II: Computation Patterns including (Sparse Linear Algebra, Dense Linear Algebra, and N-Body Methods), and OCL 2.0 shared virtual memory including three applications (Advanced Encryption Standard, Finite Impulse Response, and Histogram of colored images).
We concluded that victor size of 2 and 4 performs better for all operations tested and this was supported by inspecting the complier’s generated PTX and report the SIMD width of each operation. Only SP supports all scaler and vector sized FLOP operations, both 24-bit and 32-bit operations support up to a vector of size 4, and 64-bit operation supports only scaler and vector of size 2. However, the performance was very poor of the 64-bit operations indicating that it is emulated on the device and there is no dedicated hardware for 64-bit operations. Pinned memory reported low latency than paged one for both H2D and D2H memory copy.
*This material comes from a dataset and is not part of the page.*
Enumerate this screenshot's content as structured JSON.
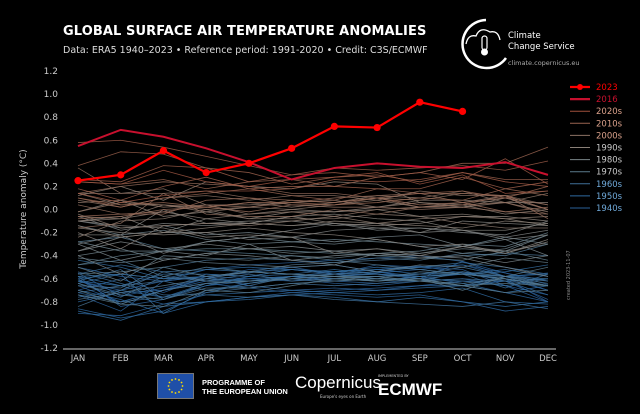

Both performance of NT and NN matrix multiplication hold for the GPU, wherein, the APU the NT performed better on APU than NN. This implies that row-order computations has faster memory access than column-order and more suitable for the APU than the GPU in this case.
Scan dwarf reported better performance for the discrete GPU than the APU. The MD application noticeably performed very well on the APU.
OCL 2.0 SVM feature performed better for all the three applications tested (AES, FIR, and HIST), however, it proved strong point were the algorithm works on data that swings back and forth between the host and the device or operates on the data on multiple passes as the case of FIR application were the OCL 2.0 performance is noticeably better than the OCL 1.2 implementation.